И даже ему! Ни у одного полководца не было армии лучше — шестнадцать тысяч пеших и тысяча конных, вся английская молодежь в едином порыве продавала луга, чтобы купить коня и следовать за Эссексом на войну. Ни один поход за все мое царствование не стоил мне столько денег — более четверти миллиона фунтов, до сих пор больно вспоминать. А деньги собрал именно Роберт — выпрашивал, занимал, вымогал угрозами, чтобы мой лорд в ранге вице-короля засиял истинно королевским блеском.
За это я и назначила Роберта лордом-попечителем — пост, дающий власть и деньги. Знаю, мой лорд сам метил на это место. Ну что ж!

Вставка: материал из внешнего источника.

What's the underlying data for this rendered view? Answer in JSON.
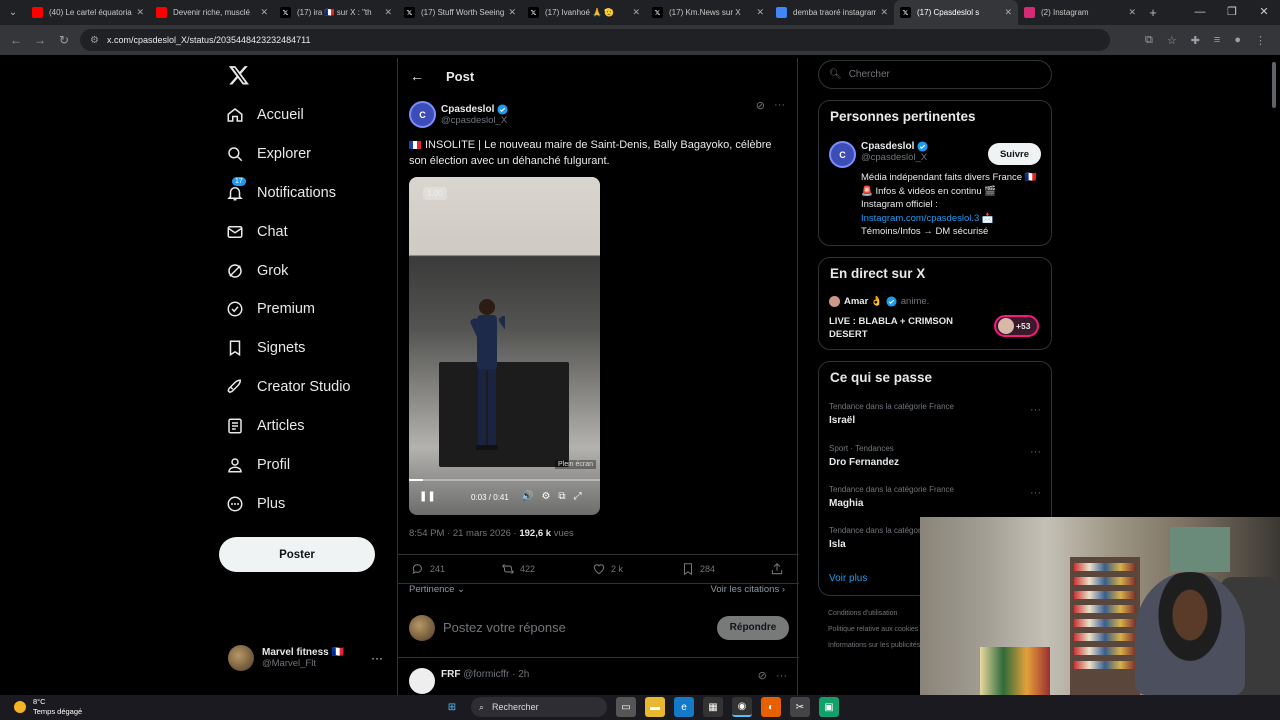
{
  "browser": {
    "tabs": [
      {
        "title": "(40) Le cartel équatorial",
        "favicon": "youtube-icon",
        "color": "#ff0000"
      },
      {
        "title": "Devenir riche, musclé",
        "favicon": "youtube-icon",
        "color": "#ff0000"
      },
      {
        "title": "(17) ira 🇫🇷 sur X : \"th",
        "favicon": "x-icon",
        "color": "#000000"
      },
      {
        "title": "(17) Stuff Worth Seeing",
        "favicon": "x-icon",
        "color": "#000000"
      },
      {
        "title": "(17) Ivanhoé 🙏 🫡",
        "favicon": "x-icon",
        "color": "#000000"
      },
      {
        "title": "(17) Km.News sur X",
        "favicon": "x-icon",
        "color": "#000000"
      },
      {
        "title": "demba traoré instagram",
        "favicon": "google-icon",
        "color": "#4285f4"
      },
      {
        "title": "(17) Cpasdeslol s",
        "favicon": "x-icon",
        "color": "#000000",
        "active": true
      },
      {
        "title": "(2) Instagram",
        "favicon": "instagram-icon",
        "color": "#d62976"
      }
    ],
    "url": "x.com/cpasdeslol_X/status/2035448423232484711"
  },
  "nav": {
    "items": [
      {
        "label": "Accueil",
        "icon": "home-icon"
      },
      {
        "label": "Explorer",
        "icon": "search-icon"
      },
      {
        "label": "Notifications",
        "icon": "bell-icon",
        "badge": "17"
      },
      {
        "label": "Chat",
        "icon": "mail-icon"
      },
      {
        "label": "Grok",
        "icon": "grok-icon"
      },
      {
        "label": "Premium",
        "icon": "premium-icon"
      },
      {
        "label": "Signets",
        "icon": "bookmark-icon"
      },
      {
        "label": "Creator Studio",
        "icon": "rocket-icon"
      },
      {
        "label": "Articles",
        "icon": "article-icon"
      },
      {
        "label": "Profil",
        "icon": "person-icon"
      },
      {
        "label": "Plus",
        "icon": "more-circle-icon"
      }
    ],
    "post_button": "Poster",
    "me": {
      "name": "Marvel fitness 🇫🇷",
      "handle": "@Marvel_Flt"
    }
  },
  "post": {
    "header": "Post",
    "author": {
      "name": "Cpasdeslol",
      "handle": "@cpasdeslol_X",
      "avatar_text": "C"
    },
    "text": "INSOLITE | Le nouveau maire de Saint-Denis, Bally Bagayoko, célèbre son élection avec un déhanché fulgurant.",
    "video": {
      "speed": "1.00",
      "tooltip": "Plein écran",
      "time": "0:03 / 0:41",
      "progress": 0.073
    },
    "time": "8:54 PM · 21 mars 2026 · ",
    "views": "192,6 k",
    "views_label": " vues",
    "stats": {
      "replies": "241",
      "reposts": "422",
      "likes": "2 k",
      "bookmarks": "284"
    },
    "sort": "Pertinence ⌄",
    "quotes_link": "Voir les citations ›",
    "reply_placeholder": "Postez votre réponse",
    "reply_button": "Répondre",
    "next_reply": {
      "name": "FRF",
      "handle": "@formicffr · 2h"
    }
  },
  "right": {
    "search_placeholder": "Chercher",
    "related": {
      "title": "Personnes pertinentes",
      "name": "Cpasdeslol",
      "handle": "@cpasdeslol_X",
      "follow": "Suivre",
      "bio_line1": "Média indépendant faits divers France 🇫🇷 🚨 Infos & vidéos en continu 🎬",
      "bio_line2": "Instagram officiel :",
      "bio_link": "Instagram.com/cpasdeslol.3",
      "bio_line3": "Témoins/Infos → DM sécurisé"
    },
    "live": {
      "title": "En direct sur X",
      "host": "Amar 👌",
      "host_role": "anime.",
      "stream": "LIVE : BLABLA + CRIMSON DESERT",
      "listeners": "+53"
    },
    "trends": {
      "title": "Ce qui se passe",
      "items": [
        {
          "context": "Tendance dans la catégorie France",
          "name": "Israël"
        },
        {
          "context": "Sport · Tendances",
          "name": "Dro Fernandez"
        },
        {
          "context": "Tendance dans la catégorie France",
          "name": "Maghia"
        },
        {
          "context": "Tendance dans la catégorie France",
          "name": "Isla"
        }
      ],
      "more": "Voir plus"
    },
    "footer": [
      "Conditions d'utilisation",
      "Politique relative aux cookies",
      "Informations sur les publicités"
    ]
  },
  "taskbar": {
    "temp": "8°C",
    "weather": "Temps dégagé",
    "search": "Rechercher"
  }
}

Пусть это послужит ему предупреждением. Берегите свои денежки, милорд, — говорила я, — и то, что уже от меня получили; выгодными должностями распоряжаюсь я, хочу — дам, не захочу — нет; моя сила, моя должна быть и слава, недаром я — Глориана, Елизавета, королева Елизавета».
Однако
первые же депеши из его лагеря доказали, как мало внимал он моим советам и как далек был от исправления. И хотя я этого ждала — да, можете сказать, присвоив себе роль Божества, сама и подстроила, — он все равно каждый раз доводил меня до исступления.Хоть вы и приказали немедленно выступить против Тирона О'Нила, — писал он, — Ваше Величество должны доверять своему полководцу на месте определить время боя».
Слышался все тот же рефрен: Я буду делать, что мне заблагорассудится».
Он взял с собой любезного дружка, этого негодяя Саутгемптона — вот кого я ненавидела и кому не доверяла с тех пор, как тот похитил у меня Бесс Верной. Я считала его извращенцем и мужеложцем и ужасно досадовала, узнав, что ошибалась. Если он едет, пусть едет вашим спутником, а не моим офицером», — предупредила я. И вот читаю дерзкий ответ: Графа Саутгемптона я назначил в этот поход шталмейстером Вашего Величества».
— Клянусь Иисусом и Его страстями! — Я в гневе обернулась к Роберту. — Шталмейстером?! Человека, который на ристалище не смел тягаться даже со слабейшими, который и сидел-то разве что на кургузом мерине! Что он понимает в лошадях?
— В депешах содержится еще не все, — тихо сказал Роберт. — Один из офицеров, он здесь, доложит…
Господи, я стала совсем слепая! Не заметила офицера, пока он с торопливым поклоном не выскользнул из-за Робертова плеча — бывалый вояка с пустыми холодными глазами и старым шрамом на подбородке.
— Мой человек, — пояснил Роберт. — Ирландский офицер под началом вашего главнокомандующего.
И ваш осведомитель?
Офицер вытянулся в струнку и начал:
— Войско редеет с каждым днем, офицеры пьянствуют ночи напролет, интенданты воруют и жиреют, у нас нет боеприпасов. Ваш граф-маршал говорит о наступлении, но кавалерия, единственное, чего страшатся бунтовщики, не может двинуться с места.
— Черт! А что шталмейстер, граф Саутгемптон?
— Проводит время в палатке с молодым офицером, смазливым юношей по имени Пирс…
— Довольно! (Господи, как мало утешения в моей правоте.) А главарь заговорщиков?
— Боя не было. Но по слухам ночами тайно приезжают гонцы — ходят толки о перемирии…
О перемирии…
Я запретила это наотрез, запретила даже переговоры — он должен сражаться. Вперед! Вперед! Я велела ему не мешкать, не обсуждать, главное — не заключать перемирия.
Всякий, заключающий перемирие с бунтовщиком и предателем, — предатель.
Что ни день, то темнее — его планета неслась к затмению.
— Посвятил двадцать новых рыцарей? Уже сорок? Пятьдесят? Что же, напишите ему, пусть уж посвятит сотню!
Зачем он посвящал в рыцари? Чтобы собрать людей, верных ему, не мне.
— Он говорит, солдаты мрут от болезней и дезертируют? (Конечно, Ирландия — одно большое болото, его собственный отец умер там от дизентерии.) Но чтобы из армии в шестнадцать тысяч осталось только четыре?
Если только он не отправил тысяч пять — восемь в другое место для собственных целей, словно свое личное войско.